Und einst, es war ein Dorf in Brand gerathen,
Da wurde diese schönste Beute mein!
Sich her!« Er sprach's und winkte den Soldaten,
Da trugen die ein blondes Kind herein,
Ein kleines Mädchen, das die Rauhen baten,
Nur ohne Furcht und Bangigkeit zu sein,
Denn bittre Thränen brachen immer wieder
Durch ihre halbgeschlossnen Augenlider.
Es ward dem greisen Römer übergeben;
»Die Deutsche,« fügte der Tribun hinzu,
»Ist nicht nur hold, sie weiß auch fein zu weben,
So nimm sie denn als deine Sclavin du!
Wir wußten nicht was thun mit diesem Leben.«
»O,« rief Ausonius, »hier finde Ruh!
Du bange Seele, blüh' hier und gedeihe,
Und sei von dieser Stund' an eine Freie!
Der Menschheit soll ein neues Band dich einen,
Damit nicht Schmach dein zartes Herz erduld'! –
Erschlug man dir die Theuren, all die Deinen,
Ich nehm's auf mich, als wär' es meine Schuld.«
Und leiser ward darauf des Mädchens Weinen,
Als ahn' es still die ihr gewordne Huld,
Und müde von Entbehrung, Angst und Kummer,
Versank es bald in einen tiefen Schlummer.
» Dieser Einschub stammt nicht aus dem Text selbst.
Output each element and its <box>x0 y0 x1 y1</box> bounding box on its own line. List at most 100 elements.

Ausonius' besorgter Blick verweilte
Auf seiner Schutzbefohlnen still und bang;
Er bog sich zu der Schlafenden und theilte
Von ihrer Stirn die Locken. »Schöner Drang
Des Mitgefühls,« so rief er aus, »ich heilte,
Doch welch ein Wohl einst meiner Kunst gelang,
Das Schönste bleibt, die Seele zu befreien,
Und einem bessern Daseyn sie zu weihen.«
Und ruhig tritt er wieder vor die Schwelle,
Den Strom zu seinen Füßen sieht er ziehn,
Die Gluth des Abends leuchtet aus der Welle,
Und Well' an Welle gleitet sanft dahin –
Da weckt ihn ein Geräusch, und aus der Helle
Des Vorgemaches tritt ein Mann vor ihn,
Ein Kriegsmann in der fremden Tracht und Weise
Des Scythenvolks, und beugt sich zu dem Greise.
Auf einem Turban mit Smaragdagraffe
Flog eine Reiherfeder stolz empor,
Darunter sahn ein Feuerblick und straffe
Und strenge Züge kühn und schlau hervor.
Ein leichtgebogen Schwert war seine Waffe,
Und Pfeil und Köcher klirrten an das Ohr.
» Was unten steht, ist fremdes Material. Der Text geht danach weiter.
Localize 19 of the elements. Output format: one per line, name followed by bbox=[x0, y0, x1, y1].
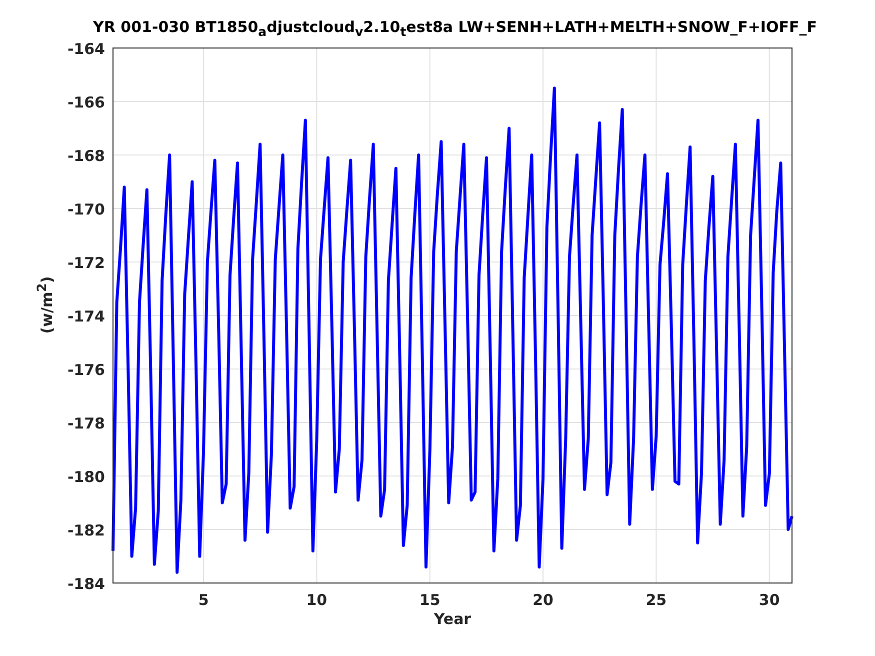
tick-label: 10 bbox=[306, 591, 328, 609]
tick-label: -170 bbox=[67, 200, 105, 218]
tick-label: -166 bbox=[67, 94, 105, 112]
chart-title: YR 001-030 BT1850$_{a}$djustcloud$_{v}$2.10$_{t}$est8a LW+SENH+LATH+MELTH+SNOW_F+IOFF_F bbox=[92, 18, 818, 39]
tick-label: -182 bbox=[67, 522, 105, 540]
tick-label: -172 bbox=[67, 254, 105, 272]
tick-label: -184 bbox=[67, 575, 105, 593]
tick-label: 15 bbox=[419, 591, 440, 609]
tick-label: -168 bbox=[67, 147, 105, 165]
tick-label: 5 bbox=[198, 591, 209, 609]
tick-label: -178 bbox=[67, 414, 105, 432]
tick-label: -164 bbox=[67, 40, 105, 58]
tick-label: -180 bbox=[67, 468, 105, 486]
tick-label: -176 bbox=[67, 361, 105, 379]
x-axis-label: Year bbox=[434, 610, 472, 628]
tick-label: 30 bbox=[758, 591, 780, 609]
tick-label: 25 bbox=[646, 591, 667, 609]
tick-label: -174 bbox=[67, 308, 105, 326]
tick-label: 20 bbox=[532, 591, 554, 609]
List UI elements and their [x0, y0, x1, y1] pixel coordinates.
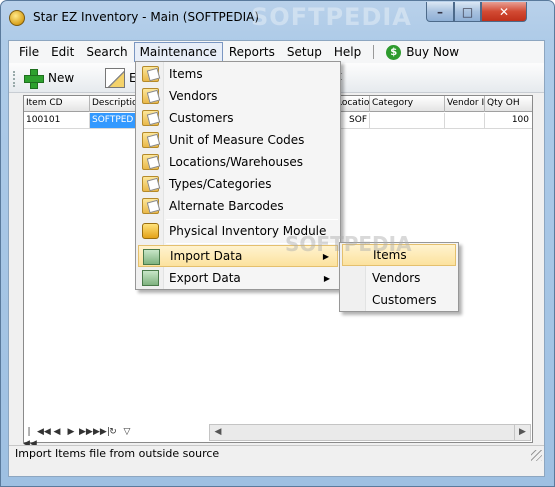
menu-help[interactable]: Help	[328, 42, 367, 62]
toolbar-grip[interactable]	[13, 71, 15, 87]
folder-icon	[142, 198, 159, 214]
menu-item-types-categories[interactable]: Types/Categories	[138, 173, 338, 195]
last-record-button[interactable]: ▶▶|	[93, 426, 110, 438]
menu-maintenance[interactable]: Maintenance	[133, 42, 223, 62]
horizontal-scrollbar[interactable]: ◀ ▶	[209, 424, 531, 441]
submenu-arrow-icon: ▶	[323, 273, 330, 283]
overlay-watermark: SOFTPEDIA	[285, 232, 412, 256]
plus-icon	[23, 68, 44, 89]
menu-item-label: Vendors	[169, 89, 218, 103]
folder-icon	[142, 154, 159, 170]
module-icon	[142, 223, 159, 239]
menu-reports[interactable]: Reports	[223, 42, 281, 62]
import-icon	[143, 249, 160, 265]
scroll-right-arrow-icon[interactable]: ▶	[514, 425, 530, 440]
menu-item-locations[interactable]: Locations/Warehouses	[138, 151, 338, 173]
buy-now-link[interactable]: $ Buy Now	[380, 42, 465, 62]
app-icon	[9, 10, 25, 26]
menu-item-label: Export Data	[169, 271, 241, 285]
menu-item-items[interactable]: Items	[138, 63, 338, 85]
new-label: New	[48, 71, 75, 85]
column-qty-oh[interactable]: Qty OH	[485, 96, 532, 112]
column-category[interactable]: Category	[370, 96, 445, 112]
menu-item-label: Types/Categories	[169, 177, 272, 191]
pencil-icon	[105, 68, 125, 88]
minimize-button[interactable]: –	[426, 2, 454, 22]
title-watermark: SOFTPEDIA	[251, 3, 412, 31]
menu-file[interactable]: File	[13, 42, 45, 62]
menu-item-label: Import Data	[170, 249, 243, 263]
submenu-item-label: Vendors	[372, 271, 421, 285]
scroll-left-arrow-icon[interactable]: ◀	[210, 425, 226, 440]
menu-search[interactable]: Search	[80, 42, 133, 62]
menu-item-label: Alternate Barcodes	[169, 199, 284, 213]
cell-vendor-id[interactable]	[445, 113, 485, 128]
next-record-button[interactable]: ▶	[65, 426, 77, 438]
folder-icon	[142, 110, 159, 126]
menu-item-vendors[interactable]: Vendors	[138, 85, 338, 107]
submenu-item-vendors[interactable]: Vendors	[342, 267, 456, 289]
buy-now-label: Buy Now	[406, 45, 460, 59]
dollar-icon: $	[386, 45, 402, 60]
menu-item-unit-of-measure[interactable]: Unit of Measure Codes	[138, 129, 338, 151]
cell-qty-oh[interactable]: 100	[485, 113, 532, 128]
prev-page-button[interactable]: ◀◀	[37, 426, 51, 438]
menu-setup[interactable]: Setup	[281, 42, 328, 62]
menu-item-alternate-barcodes[interactable]: Alternate Barcodes	[138, 195, 338, 217]
menu-bar: File Edit Search Maintenance Reports Set…	[9, 41, 544, 63]
edit-button[interactable]: E	[105, 68, 137, 88]
folder-icon	[142, 66, 159, 82]
record-navigator: |◀◀ ◀◀ ◀ ▶ ▶▶ ▶▶| ↻ ▽	[23, 424, 208, 449]
status-text: Import Items file from outside source	[15, 447, 220, 460]
menu-edit[interactable]: Edit	[45, 42, 80, 62]
submenu-item-customers[interactable]: Customers	[342, 289, 456, 311]
menu-item-label: Items	[169, 67, 203, 81]
window-title: Star EZ Inventory - Main (SOFTPEDIA)	[33, 10, 260, 24]
menu-separator	[373, 45, 375, 59]
menu-item-label: Unit of Measure Codes	[169, 133, 305, 147]
first-record-button[interactable]: |◀◀	[23, 426, 37, 449]
title-bar[interactable]: Star EZ Inventory - Main (SOFTPEDIA) SOF…	[1, 1, 554, 33]
prev-record-button[interactable]: ◀	[51, 426, 63, 438]
folder-icon	[142, 88, 159, 104]
folder-icon	[142, 176, 159, 192]
column-item-cd[interactable]: Item CD	[24, 96, 90, 112]
resize-grip-icon[interactable]	[531, 450, 542, 461]
menu-item-label: Customers	[169, 111, 234, 125]
menu-item-customers[interactable]: Customers	[138, 107, 338, 129]
cell-description[interactable]: SOFTPED	[90, 113, 140, 128]
cell-category[interactable]	[370, 113, 445, 128]
next-page-button[interactable]: ▶▶	[79, 426, 93, 438]
refresh-icon[interactable]: ↻	[107, 426, 119, 438]
folder-icon	[142, 132, 159, 148]
column-vendor-id[interactable]: Vendor ID	[445, 96, 485, 112]
close-button[interactable]: ✕	[481, 2, 527, 22]
submenu-item-label: Customers	[372, 293, 437, 307]
maximize-button[interactable]: □	[454, 2, 481, 22]
menu-item-export-data[interactable]: Export Data ▶	[138, 267, 338, 289]
cell-item-cd[interactable]: 100101	[24, 113, 90, 128]
filter-icon[interactable]: ▽	[121, 426, 133, 438]
new-button[interactable]: New	[23, 68, 75, 89]
menu-item-label: Locations/Warehouses	[169, 155, 303, 169]
export-icon	[142, 270, 159, 286]
status-bar: Import Items file from outside source	[9, 445, 544, 462]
Ausonius sprang auf, erstaunt, und blickte
An seinem Gast empor, der aber nickte.
»Erkennt mein Lehrer mich, mein Freund nicht wieder?«
Begann der Fremde, »sieh nur recht mich an!« –
Da glitt vor ihn der Greis zur Erde nieder,
Und rief; »Mein Herr, mein Kaiser Gratian!
Ich seh', es barg sein schattiges Gefieder
Der Adler, und erscheint als lichter Schwan;
Du kehrst zurück von Isters rauhen Borden,
Im Waffenschmuck des überwundnen Norden.«
»Ach,« sagte Gratian, »dort angekommen
Mit einem Heer, das ihm zu Hilfe zog,
Vernahm ich schon, daß Valens umgekommen.
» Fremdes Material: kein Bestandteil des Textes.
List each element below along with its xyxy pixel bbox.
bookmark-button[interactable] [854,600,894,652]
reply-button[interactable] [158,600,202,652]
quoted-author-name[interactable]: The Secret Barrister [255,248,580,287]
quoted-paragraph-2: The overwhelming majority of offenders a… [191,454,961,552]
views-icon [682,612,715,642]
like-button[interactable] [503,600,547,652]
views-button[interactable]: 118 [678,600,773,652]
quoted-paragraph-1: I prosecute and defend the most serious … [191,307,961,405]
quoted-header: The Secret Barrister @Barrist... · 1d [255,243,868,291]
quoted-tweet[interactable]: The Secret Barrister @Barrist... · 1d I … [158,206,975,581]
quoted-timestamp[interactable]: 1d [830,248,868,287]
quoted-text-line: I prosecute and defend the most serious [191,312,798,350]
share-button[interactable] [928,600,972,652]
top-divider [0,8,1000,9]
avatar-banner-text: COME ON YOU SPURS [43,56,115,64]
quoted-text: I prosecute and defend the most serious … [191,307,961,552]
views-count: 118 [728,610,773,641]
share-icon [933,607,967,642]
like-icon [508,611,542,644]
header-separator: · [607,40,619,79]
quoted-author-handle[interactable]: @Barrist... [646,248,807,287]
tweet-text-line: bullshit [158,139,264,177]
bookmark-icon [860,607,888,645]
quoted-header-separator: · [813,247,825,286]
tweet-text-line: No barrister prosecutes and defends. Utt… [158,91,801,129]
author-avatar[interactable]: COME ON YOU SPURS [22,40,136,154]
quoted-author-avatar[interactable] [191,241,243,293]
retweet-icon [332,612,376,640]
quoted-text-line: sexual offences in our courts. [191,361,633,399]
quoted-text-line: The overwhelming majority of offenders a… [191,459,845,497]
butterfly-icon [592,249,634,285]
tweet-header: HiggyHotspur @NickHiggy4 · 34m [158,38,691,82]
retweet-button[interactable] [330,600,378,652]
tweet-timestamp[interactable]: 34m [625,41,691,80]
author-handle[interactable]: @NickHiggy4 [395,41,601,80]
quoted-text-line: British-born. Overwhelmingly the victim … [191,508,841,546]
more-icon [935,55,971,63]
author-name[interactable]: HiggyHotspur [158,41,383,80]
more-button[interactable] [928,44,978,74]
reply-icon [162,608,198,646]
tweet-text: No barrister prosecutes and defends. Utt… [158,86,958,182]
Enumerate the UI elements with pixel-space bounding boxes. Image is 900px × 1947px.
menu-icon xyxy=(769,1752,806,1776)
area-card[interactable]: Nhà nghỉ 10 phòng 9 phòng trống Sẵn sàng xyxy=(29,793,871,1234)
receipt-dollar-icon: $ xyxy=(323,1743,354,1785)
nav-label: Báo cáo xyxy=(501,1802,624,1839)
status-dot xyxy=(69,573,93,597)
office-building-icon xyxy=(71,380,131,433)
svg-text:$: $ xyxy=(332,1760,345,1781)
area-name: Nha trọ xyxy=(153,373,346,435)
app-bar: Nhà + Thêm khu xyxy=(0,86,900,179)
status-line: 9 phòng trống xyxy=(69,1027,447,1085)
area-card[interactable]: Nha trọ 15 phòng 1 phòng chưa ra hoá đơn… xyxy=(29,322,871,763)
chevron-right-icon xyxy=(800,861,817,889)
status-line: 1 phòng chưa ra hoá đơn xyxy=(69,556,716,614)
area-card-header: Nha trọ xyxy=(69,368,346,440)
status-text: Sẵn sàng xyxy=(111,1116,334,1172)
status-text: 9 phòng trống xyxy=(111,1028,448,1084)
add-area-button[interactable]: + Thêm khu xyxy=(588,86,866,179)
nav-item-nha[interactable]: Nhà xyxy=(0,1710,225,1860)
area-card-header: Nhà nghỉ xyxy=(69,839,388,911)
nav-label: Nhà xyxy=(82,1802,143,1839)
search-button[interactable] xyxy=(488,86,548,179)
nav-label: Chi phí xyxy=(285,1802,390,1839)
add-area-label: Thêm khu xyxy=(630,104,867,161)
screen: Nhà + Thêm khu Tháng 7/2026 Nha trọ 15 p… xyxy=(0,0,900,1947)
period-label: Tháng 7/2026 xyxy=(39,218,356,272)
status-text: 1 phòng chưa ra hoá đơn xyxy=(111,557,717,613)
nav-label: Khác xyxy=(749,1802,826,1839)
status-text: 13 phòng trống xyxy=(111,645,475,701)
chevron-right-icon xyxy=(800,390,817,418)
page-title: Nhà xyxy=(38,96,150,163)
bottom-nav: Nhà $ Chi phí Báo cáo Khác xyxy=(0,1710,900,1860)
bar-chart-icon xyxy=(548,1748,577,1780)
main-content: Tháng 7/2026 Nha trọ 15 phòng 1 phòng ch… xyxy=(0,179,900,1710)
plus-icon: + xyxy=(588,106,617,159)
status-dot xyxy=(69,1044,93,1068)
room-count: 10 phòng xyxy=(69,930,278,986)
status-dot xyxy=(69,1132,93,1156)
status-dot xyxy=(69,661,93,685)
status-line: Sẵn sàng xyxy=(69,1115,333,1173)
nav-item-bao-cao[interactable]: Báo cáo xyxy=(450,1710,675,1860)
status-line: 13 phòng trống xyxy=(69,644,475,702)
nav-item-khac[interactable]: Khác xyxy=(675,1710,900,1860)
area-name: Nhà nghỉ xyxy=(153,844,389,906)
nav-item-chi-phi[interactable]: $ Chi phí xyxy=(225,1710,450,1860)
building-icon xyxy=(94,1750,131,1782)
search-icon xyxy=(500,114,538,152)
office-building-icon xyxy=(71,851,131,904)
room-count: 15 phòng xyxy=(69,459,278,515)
Als mir die Trauerpost entgegenflog,
Die Reiter hatten schon den Fluß durchschwommen –
Schwand alle Siegeshoffnung, dieß bewog
Zum Rückzug mich, da Schwärme der Barbaren
Auch hier sich um des Reiches Grenze schaaren.
Siehst du, es hat der Stier das Joch zersplittert,
Das wir ihm aufgelegt, zu milde nur!
Und wir bedrängt, stehn machtlos nur erbittert.
Denn Jener ungebändigte Natur
Droht Allem Umsturz; wer es denkt, erzittert.
All diese Völker, schon mit sichrer Spur
Verfolgen sie in allen ihren Planen
Ein festes Ziel, das sie bis jetzt nur ahnen.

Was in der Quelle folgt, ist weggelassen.